Gowns , blouses, pants.. Everything that a girl should need and want. It was fascinating. I was never a fanatic over clothes, but what I admired inside that armoir made me to reconsider my opinions. I let my fingers to graze a violet dress, the material was fluid and silky, but I needed something comfortable to wear for the night. At the base of the wardrobe, I saw two drawers. Inside I found undergarments, some of them made me blush, but I kept searching for a nightgown. I found plenty, all of them made of lace and even velvet. I chose the one who wasn't to reveling and was covering my knees. I studied myself in the mirror, and it was looking odd on me. I was missing my pyjamas, with large pants and a shirt who was letting me to move freely. The blue chiffon dress made me feel naked and I hide myself under the blanket.

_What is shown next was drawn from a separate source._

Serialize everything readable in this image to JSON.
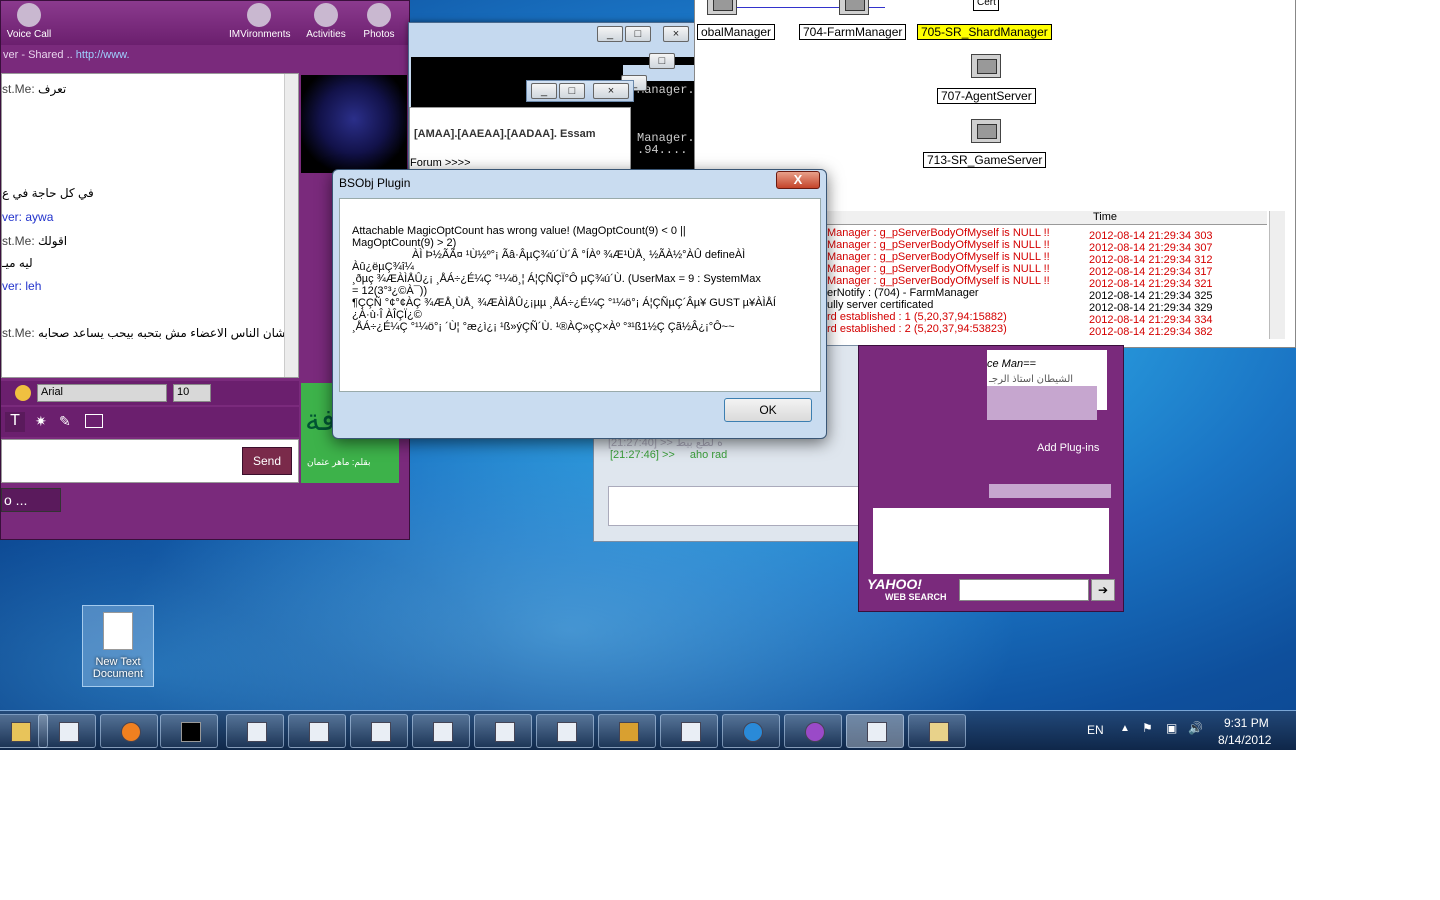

It was warm and the sheets were smelling at old life and hyacinths. I looked at the fireplace and I wanted to pretend that I was home, but I couldn't. My home burned to the ground thanks to those flames.

I closed my eyes and took a deep breath. I was craving a good sleep, even if I had trouble sleeping on someone else's pillow . My eyelids became tired of my complains and I fall asleep thinking about roses and triangles sculpted in the wood.